Code summarization has emerged as a fundamental technique in the field of program comprehension. While code language models have shown significant advancements, the current models and benchmarks are confined to high-readability code, which contains sufficient semantic cues such as function and variable names. In the real world, however, code is often poorly structured or obfuscated, significantly degrading model performance. In this paper, we first empirically evaluate the robustness of state-of-the-art language models on poor-readability code for the task of code summarization, focusing on (1) their effectiveness, (2) the impact of prompt engineering, and (3) the robustness of different variants. Experimental results reveal that state-of-the-art models-including GPT-4o and DeepSeek-V3 experience a substantial performance drop when faced with poorly readable code, and that prompt engineering and reasoning-enhanced models offer limited improvements. Motivated by these findings, we propose RoFTCodeSum, a novel fine-tuning method that enhances the robustness of code summarization against poorly readable code. RoFTCodeSum marries the concepts of curriculum learning and meta-learning: based on the original dataset for fine-tuning, it creates curricular training sets, e.g., obfuscating function names and identifiers from the code, respectively, that have progressive difficulty in code comprehension. In each training step, the approach meta-updates the gradients using these progressively challenging datasets, thereby optimizing both accuracy and readability robustness simultaneously. Experimental results demonstrate that RoFTCodeSum exhibits increased robustness against semantic perturbation while enhancing performance on the original code.
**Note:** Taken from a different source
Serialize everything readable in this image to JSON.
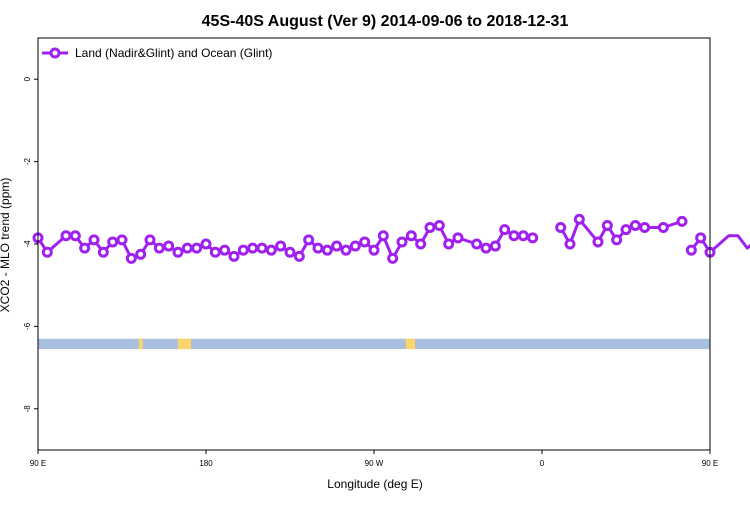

翻译：代码摘要已成为程序理解领域的一项基础技术。尽管代码语言模型已取得显著进展，但现有模型与基准测试均局限于高可读性代码，这类代码包含充分的语义线索，如函数名与变量名。然而在现实场景中，代码往往结构混乱或经过混淆处理，导致模型性能显著下降。本文首先通过实证评估了最先进语言模型在低可读性代码摘要任务中的鲁棒性，重点关注：（1）模型有效性，（2）提示工程的影响，以及（3）不同模型变体的鲁棒性。实验结果表明，包括GPT-4o和DeepSeek-V3在内的前沿模型在面对低可读性代码时均出现性能大幅下降，而提示工程与推理增强模型带来的改进有限。基于这些发现，我们提出RoFTCodeSum——一种新颖的微调方法，旨在增强代码摘要模型对低可读性代码的鲁棒性。该方法融合课程学习与元学习思想：基于原始微调数据集，通过分别混淆代码中的函数名与标识符等方式构建具有渐进理解难度的课程训练集。在每轮训练步骤中，该方法利用这些渐进挑战性数据集对梯度进行元更新，从而同步优化准确性与可读性鲁棒性。实验证明，RoFTCodeSum在提升原始代码性能的同时，对语义扰动表现出更强的鲁棒性。